Os recentes eventos marcaram o pior embate entre Israel e o Hezbollah desde o conflito de 2006, que devastou grande parte do Líbano. Desde o início das hostilidades, mais de 460 combatentes do Hezbollah foram mortos, ao lado de aproximadamente 170 civis. Do lado israelense, 52 pessoas perderam a vida, metade delas civis. Esse conflito prolongado tem despertado temores de uma nova guerra total entre as duas partes, o que preocupa a comunidade internacional.

Na última sexta-feira, um míssil guiado foi disparado pelos militantes do Hezbollah contra as tropas israelenses na cidade fronteiriça de Metula. A região, que tem sido alvo constante nos últimos meses, foi fortemente atingida, gerando uma resposta imediata das forças israelenses. O Exército de Israel afirmou ter destruído dezenas de lançadores de foguetes e posições do Hezbollah ao longo da fronteira, em ataques que as autoridades libanesas classificaram como os mais intensos desde o início do conflito.

Reação internacional

A comunidade internacional expressou grande preocupação com a escalada da violência. O Conselho de Segurança da ONU convocou uma reunião emergencial para tratar do tema, destacando a necessidade de diminuir as tensões e encontrar uma solução pacífica para a crise. O porta-voz das forças de paz da ONU no Líbano, Andrea Tenenti, afirmou que as últimas 12 horas foram marcadas por uma “forte intensificação das hostilidades” na fronteira entre os dois países, pedindo a ambos os lados que recuem imediatamente.

Os Estados Unidos, por sua vez, manifestaram apoio ao direito de autodefesa de Israel, mas instaram a que ambas as partes evitem uma escalada ainda maior. O Departamento de Estado norte-americano reiterou que a prioridade de Washington é a busca por uma solução diplomática, que evite mais derramamento de sangue e uma possível ampliação do conflito para outras regiões do Oriente Médio.

O papel dos “pagers-bomba”

O uso de pagers e walkie-talkies, ferramentas consideradas ultrapassadas, pelo Hezbollah chamou a atenção dos especialistas militares e da inteligência israelense. Esses dispositivos, utilizados para evitar o rastreamento por GPS e operações de inteligência de Israel, passaram a ser vistos como uma vulnerabilidade após as explosões coordenadas que destruíram grande parte da infraestrutura de comunicação do grupo. Segundo fontes israelenses, a sabotagem foi uma das operações mais complexas já realizadas na região, com o objetivo de enfraquecer o Hezbollah em um momento crítico de sua atuação no Líbano e na Síria.

Embora Israel não tenha assumido a responsabilidade direta pelas explosões, o ministro da Defesa, Yoav Gallant, declarou que o país está entrando em uma “nova fase da guerra”, concentrando seus esforços na fronteira norte com o Líbano. Ele também destacou que o governo busca garantir o retorno seguro de mais de 80 mil israelenses deslocados pelos ataques à região.
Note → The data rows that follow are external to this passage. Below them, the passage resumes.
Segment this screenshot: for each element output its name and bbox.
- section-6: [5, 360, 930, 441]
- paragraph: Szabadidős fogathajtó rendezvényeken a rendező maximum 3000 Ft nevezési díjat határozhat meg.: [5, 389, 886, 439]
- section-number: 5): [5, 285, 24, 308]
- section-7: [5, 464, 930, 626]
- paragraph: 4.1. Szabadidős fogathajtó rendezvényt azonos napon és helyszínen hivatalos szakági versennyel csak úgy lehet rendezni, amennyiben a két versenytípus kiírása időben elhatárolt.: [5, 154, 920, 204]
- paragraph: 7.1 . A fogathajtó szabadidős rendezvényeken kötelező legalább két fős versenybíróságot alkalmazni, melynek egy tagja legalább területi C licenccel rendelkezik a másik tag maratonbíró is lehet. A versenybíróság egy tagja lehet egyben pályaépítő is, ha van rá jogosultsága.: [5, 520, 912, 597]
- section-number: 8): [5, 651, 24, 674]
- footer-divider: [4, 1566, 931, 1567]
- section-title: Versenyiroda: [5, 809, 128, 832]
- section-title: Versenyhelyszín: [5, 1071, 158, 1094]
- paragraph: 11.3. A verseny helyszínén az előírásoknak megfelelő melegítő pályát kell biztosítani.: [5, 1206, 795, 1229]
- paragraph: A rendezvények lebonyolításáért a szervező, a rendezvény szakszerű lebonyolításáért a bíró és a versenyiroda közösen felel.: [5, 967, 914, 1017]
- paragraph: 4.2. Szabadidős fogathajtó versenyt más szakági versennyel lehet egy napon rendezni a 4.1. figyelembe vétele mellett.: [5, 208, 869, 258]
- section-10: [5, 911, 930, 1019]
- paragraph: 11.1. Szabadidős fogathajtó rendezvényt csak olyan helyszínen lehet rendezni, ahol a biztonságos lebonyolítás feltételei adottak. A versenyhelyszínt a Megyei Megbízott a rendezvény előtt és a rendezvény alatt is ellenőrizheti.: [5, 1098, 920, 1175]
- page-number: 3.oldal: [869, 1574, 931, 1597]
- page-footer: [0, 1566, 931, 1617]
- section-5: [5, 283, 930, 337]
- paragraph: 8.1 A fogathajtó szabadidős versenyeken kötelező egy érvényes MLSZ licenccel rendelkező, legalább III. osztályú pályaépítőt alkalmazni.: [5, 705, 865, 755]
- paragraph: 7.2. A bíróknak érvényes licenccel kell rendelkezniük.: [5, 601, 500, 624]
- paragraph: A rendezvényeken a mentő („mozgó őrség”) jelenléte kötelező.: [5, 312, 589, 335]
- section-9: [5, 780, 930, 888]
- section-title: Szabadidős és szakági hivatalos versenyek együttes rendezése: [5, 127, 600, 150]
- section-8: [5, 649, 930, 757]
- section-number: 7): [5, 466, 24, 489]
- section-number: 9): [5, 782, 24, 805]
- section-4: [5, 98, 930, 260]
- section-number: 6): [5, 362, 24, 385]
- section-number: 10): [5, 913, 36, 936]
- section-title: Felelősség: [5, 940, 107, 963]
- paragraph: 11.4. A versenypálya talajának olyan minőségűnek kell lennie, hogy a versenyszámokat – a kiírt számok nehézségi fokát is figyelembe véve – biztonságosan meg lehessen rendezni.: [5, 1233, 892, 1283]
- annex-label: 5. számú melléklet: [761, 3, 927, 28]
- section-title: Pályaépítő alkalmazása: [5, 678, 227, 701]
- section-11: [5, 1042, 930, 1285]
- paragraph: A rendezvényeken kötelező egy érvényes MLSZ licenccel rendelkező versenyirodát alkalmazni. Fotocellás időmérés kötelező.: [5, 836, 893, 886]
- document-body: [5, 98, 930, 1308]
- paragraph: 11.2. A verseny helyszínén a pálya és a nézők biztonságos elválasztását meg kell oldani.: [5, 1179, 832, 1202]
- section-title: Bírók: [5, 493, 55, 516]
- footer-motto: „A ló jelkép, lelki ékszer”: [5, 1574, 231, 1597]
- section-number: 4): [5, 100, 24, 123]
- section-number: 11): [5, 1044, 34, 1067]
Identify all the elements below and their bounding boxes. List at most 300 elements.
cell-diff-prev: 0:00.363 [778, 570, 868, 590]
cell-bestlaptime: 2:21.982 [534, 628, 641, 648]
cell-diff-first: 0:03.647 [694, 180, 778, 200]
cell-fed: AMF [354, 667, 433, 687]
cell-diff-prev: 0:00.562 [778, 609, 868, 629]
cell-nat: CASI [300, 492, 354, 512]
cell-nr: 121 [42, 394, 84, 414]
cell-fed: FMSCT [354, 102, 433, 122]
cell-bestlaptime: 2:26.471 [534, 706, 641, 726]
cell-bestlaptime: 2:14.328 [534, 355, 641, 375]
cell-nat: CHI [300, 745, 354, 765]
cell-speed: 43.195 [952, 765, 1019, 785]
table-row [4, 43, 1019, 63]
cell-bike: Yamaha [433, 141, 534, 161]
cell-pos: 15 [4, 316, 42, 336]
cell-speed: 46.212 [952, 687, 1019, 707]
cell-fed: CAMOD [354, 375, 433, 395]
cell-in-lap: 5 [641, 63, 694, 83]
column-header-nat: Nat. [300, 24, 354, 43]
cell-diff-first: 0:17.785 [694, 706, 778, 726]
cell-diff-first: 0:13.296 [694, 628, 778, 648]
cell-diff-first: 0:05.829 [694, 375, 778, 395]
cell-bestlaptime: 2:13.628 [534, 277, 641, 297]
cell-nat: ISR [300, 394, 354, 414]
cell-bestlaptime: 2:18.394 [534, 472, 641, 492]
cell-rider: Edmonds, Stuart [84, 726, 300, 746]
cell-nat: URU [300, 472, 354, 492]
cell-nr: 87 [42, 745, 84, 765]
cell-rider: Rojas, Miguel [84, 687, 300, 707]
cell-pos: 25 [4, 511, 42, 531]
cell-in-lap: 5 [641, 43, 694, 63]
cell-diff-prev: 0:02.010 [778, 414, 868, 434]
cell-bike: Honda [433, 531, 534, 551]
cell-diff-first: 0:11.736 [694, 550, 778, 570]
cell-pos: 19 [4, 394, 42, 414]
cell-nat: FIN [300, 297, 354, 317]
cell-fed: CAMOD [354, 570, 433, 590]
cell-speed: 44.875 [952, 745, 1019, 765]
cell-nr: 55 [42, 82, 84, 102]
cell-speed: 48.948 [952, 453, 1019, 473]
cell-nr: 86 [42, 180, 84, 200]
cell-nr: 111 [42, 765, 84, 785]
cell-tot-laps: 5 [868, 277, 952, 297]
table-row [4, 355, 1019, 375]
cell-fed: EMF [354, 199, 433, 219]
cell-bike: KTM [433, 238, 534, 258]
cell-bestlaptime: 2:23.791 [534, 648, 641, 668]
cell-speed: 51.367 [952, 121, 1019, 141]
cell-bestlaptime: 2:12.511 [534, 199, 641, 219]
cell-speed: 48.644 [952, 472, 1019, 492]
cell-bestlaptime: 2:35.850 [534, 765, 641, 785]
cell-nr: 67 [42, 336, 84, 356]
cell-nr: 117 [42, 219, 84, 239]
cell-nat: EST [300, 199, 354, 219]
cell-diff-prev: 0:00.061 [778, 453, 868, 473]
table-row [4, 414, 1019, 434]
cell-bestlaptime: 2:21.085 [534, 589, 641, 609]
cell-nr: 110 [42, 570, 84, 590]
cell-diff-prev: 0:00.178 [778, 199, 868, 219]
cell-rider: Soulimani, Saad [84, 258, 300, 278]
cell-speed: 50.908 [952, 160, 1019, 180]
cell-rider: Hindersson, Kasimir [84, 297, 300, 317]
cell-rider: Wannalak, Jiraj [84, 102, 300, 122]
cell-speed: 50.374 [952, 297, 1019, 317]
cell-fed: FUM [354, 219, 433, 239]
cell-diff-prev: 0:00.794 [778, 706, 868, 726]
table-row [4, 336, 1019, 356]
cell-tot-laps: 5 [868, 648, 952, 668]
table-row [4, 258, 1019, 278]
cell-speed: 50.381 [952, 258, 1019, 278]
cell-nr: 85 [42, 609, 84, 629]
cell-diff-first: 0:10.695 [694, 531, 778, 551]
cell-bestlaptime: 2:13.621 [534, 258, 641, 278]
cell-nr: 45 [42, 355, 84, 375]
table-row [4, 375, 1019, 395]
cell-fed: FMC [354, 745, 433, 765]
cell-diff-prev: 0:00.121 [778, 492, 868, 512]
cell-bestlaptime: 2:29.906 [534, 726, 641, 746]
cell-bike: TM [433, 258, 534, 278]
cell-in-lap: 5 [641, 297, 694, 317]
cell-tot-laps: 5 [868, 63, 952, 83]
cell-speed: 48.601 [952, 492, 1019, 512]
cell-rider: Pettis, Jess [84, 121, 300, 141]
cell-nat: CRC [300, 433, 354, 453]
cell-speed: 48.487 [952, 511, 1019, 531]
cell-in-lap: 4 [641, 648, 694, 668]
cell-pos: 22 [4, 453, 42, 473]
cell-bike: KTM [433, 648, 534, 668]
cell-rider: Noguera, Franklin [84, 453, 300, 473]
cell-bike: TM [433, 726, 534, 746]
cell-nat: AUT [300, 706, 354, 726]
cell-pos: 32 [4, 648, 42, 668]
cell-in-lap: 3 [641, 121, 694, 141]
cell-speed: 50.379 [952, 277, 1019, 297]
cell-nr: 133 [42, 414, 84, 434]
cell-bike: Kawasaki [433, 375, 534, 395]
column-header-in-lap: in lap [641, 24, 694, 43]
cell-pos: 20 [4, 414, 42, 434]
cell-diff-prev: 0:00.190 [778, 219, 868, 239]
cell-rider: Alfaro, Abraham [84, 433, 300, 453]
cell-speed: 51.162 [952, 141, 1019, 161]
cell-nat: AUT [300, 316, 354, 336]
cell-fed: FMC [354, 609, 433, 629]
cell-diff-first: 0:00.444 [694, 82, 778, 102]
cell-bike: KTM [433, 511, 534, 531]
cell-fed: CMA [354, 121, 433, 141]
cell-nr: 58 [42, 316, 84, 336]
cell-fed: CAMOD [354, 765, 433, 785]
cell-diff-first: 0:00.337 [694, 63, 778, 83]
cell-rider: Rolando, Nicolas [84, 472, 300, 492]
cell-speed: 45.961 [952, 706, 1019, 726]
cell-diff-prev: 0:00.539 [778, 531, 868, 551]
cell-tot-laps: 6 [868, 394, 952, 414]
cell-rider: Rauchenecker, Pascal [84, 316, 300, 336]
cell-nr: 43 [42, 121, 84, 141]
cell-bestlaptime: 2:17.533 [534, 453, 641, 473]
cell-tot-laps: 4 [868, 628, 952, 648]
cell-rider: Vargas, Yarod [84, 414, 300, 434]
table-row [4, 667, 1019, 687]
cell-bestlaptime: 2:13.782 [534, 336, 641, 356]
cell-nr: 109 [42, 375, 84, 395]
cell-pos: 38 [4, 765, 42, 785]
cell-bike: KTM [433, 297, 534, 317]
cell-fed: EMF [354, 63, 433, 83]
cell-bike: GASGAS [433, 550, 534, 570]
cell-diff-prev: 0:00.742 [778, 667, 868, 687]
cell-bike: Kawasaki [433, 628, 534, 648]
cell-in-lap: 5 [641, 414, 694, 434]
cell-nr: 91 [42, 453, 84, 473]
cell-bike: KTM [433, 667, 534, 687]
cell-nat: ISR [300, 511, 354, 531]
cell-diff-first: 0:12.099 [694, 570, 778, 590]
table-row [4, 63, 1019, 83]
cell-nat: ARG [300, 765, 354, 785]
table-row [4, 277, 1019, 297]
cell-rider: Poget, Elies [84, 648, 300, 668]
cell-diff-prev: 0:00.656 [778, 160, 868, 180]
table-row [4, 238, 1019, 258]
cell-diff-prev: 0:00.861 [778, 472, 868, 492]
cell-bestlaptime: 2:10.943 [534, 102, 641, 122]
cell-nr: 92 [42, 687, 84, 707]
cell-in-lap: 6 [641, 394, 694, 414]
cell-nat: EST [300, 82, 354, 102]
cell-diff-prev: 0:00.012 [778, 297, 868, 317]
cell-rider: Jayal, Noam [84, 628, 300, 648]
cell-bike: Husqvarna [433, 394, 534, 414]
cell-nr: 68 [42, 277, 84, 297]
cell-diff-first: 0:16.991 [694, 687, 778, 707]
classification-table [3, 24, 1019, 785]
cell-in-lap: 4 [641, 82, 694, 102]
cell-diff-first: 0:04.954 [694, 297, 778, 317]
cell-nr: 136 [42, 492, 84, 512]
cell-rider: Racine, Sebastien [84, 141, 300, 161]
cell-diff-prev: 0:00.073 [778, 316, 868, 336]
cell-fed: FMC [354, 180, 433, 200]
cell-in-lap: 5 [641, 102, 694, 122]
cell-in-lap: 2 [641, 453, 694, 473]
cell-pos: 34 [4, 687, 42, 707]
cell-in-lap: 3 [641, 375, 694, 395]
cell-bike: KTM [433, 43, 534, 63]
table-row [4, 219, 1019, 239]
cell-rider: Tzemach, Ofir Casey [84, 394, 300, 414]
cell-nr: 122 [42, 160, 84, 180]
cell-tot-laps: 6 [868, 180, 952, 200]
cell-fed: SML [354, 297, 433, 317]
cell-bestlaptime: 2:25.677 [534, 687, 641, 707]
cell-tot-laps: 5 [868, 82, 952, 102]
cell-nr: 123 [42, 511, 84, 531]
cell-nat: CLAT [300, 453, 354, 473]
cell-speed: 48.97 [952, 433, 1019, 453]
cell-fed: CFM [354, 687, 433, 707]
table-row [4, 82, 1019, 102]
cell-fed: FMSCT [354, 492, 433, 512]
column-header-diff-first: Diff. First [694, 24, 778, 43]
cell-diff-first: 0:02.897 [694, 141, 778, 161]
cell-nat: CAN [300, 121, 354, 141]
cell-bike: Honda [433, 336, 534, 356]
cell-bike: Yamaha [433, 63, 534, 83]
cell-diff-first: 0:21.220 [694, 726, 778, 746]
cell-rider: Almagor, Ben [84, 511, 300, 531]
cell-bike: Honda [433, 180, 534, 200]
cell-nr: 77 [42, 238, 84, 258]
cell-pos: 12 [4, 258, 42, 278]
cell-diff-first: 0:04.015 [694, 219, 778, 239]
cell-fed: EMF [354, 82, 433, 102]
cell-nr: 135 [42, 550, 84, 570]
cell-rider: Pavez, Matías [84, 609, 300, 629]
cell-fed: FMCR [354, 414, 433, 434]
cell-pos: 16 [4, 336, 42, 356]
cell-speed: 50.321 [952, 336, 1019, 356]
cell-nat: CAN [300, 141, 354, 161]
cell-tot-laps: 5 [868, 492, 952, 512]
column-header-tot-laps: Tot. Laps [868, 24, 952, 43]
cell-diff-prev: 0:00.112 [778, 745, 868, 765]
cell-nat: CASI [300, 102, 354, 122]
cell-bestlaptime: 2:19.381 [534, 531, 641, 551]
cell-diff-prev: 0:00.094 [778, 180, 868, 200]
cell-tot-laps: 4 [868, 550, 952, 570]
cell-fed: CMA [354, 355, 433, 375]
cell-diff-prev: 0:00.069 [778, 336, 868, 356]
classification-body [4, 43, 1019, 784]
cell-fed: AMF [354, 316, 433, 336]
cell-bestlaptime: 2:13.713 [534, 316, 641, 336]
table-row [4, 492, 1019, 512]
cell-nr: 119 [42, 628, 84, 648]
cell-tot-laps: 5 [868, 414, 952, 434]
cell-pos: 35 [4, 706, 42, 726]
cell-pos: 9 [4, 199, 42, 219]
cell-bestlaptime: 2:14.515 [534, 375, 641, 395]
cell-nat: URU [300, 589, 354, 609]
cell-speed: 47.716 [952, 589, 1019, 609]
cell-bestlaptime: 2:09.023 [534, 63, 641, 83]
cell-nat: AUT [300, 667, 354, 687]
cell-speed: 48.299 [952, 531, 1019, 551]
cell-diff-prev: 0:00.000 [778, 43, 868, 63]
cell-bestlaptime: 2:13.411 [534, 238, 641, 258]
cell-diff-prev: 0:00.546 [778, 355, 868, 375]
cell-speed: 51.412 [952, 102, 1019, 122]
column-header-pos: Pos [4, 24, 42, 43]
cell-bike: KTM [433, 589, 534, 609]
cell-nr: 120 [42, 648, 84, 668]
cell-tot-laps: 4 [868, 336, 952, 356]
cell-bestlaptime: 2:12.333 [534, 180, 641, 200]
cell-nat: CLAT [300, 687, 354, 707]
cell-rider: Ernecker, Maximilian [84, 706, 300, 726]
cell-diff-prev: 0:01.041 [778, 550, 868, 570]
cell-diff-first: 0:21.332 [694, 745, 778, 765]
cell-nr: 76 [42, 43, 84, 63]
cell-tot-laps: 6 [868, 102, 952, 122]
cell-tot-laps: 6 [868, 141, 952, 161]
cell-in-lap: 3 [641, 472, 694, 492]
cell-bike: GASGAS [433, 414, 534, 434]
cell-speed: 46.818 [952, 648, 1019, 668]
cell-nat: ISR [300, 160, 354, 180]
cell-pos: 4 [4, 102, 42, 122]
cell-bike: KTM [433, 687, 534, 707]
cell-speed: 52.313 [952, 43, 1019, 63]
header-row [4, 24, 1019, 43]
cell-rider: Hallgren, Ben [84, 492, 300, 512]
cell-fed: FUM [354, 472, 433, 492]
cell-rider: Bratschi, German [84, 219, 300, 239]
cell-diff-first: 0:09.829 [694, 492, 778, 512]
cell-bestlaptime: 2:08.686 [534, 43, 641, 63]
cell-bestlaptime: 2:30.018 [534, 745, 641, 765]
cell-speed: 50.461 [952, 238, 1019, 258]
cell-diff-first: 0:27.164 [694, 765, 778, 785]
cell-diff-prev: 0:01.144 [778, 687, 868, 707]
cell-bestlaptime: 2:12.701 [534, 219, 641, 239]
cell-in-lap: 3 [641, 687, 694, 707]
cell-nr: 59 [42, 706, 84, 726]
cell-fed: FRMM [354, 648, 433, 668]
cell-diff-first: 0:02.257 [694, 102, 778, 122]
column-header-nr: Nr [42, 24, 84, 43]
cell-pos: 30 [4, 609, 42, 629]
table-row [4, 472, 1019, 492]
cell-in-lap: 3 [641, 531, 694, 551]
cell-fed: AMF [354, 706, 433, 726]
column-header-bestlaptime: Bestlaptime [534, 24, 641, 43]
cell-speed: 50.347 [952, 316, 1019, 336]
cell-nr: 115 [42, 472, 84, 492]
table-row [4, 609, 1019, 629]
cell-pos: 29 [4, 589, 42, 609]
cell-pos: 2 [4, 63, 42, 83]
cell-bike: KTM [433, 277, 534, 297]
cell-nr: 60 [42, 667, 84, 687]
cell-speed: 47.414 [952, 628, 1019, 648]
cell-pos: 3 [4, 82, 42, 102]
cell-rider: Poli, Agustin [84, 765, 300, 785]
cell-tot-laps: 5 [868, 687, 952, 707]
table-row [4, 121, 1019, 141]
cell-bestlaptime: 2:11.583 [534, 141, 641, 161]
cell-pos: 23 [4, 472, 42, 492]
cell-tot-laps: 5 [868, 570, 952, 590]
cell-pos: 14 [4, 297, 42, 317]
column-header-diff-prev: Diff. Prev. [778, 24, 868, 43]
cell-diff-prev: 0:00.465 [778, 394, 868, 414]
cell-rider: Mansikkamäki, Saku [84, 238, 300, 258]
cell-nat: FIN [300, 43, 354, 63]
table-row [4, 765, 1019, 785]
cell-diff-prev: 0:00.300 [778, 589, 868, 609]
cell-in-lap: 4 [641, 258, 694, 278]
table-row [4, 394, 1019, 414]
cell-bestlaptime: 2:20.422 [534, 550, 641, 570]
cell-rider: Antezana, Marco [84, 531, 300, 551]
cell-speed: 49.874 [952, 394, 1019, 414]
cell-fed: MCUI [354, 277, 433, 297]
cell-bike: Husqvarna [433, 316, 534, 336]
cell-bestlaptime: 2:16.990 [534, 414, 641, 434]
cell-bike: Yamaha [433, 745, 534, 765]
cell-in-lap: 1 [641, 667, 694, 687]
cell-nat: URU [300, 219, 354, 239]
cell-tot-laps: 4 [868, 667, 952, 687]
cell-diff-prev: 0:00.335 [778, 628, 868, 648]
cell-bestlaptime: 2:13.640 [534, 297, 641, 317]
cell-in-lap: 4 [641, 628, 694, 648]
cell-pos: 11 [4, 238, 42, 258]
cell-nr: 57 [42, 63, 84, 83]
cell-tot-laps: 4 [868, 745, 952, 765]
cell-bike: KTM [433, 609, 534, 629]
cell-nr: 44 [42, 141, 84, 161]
A ameaça de uma guerra total

A intensidade do conflito levou muitos analistas a alertarem para o risco de uma guerra em grande escala entre Israel e o Hezbollah. O líder do Hezbollah, Hassan Nasrallah, classificou o ataque aos pagers como uma “declaração de guerra” e prometeu uma resposta esmagadora. Nasrallah, em um discurso televisionado, acusou Israel de ser responsável pelo “massacre” e afirmou que o grupo não descansará até que haja uma retaliação adequada.

Enquanto isso, em Israel, o governo se prepara para um possível aumento da violência, com as forças de segurança em alerta máximo ao longo da fronteira. O Exército israelense também intensificou suas operações de defesa, instalando baterias antiaéreas e reforçando a presença militar nas áreas mais vulneráveis.

O confronto entre Israel e o Hezbollah, que já dura décadas, atingiu um ponto crítico com os recentes ataques e contra-ataques. A explosão dos pagers e walkie-talkies, somada às trocas de foguetes e ataques aéreos, ampliou o temor de uma guerra em grande escala, com consequências devastadoras para ambos os lados. A comunidade internacional, por meio da ONU e dos Estados Unidos, segue pressionando por uma solução diplomática, mas o futuro do conflito permanece incerto, com tensões crescentes na fronteira entre Israel e o Líbano.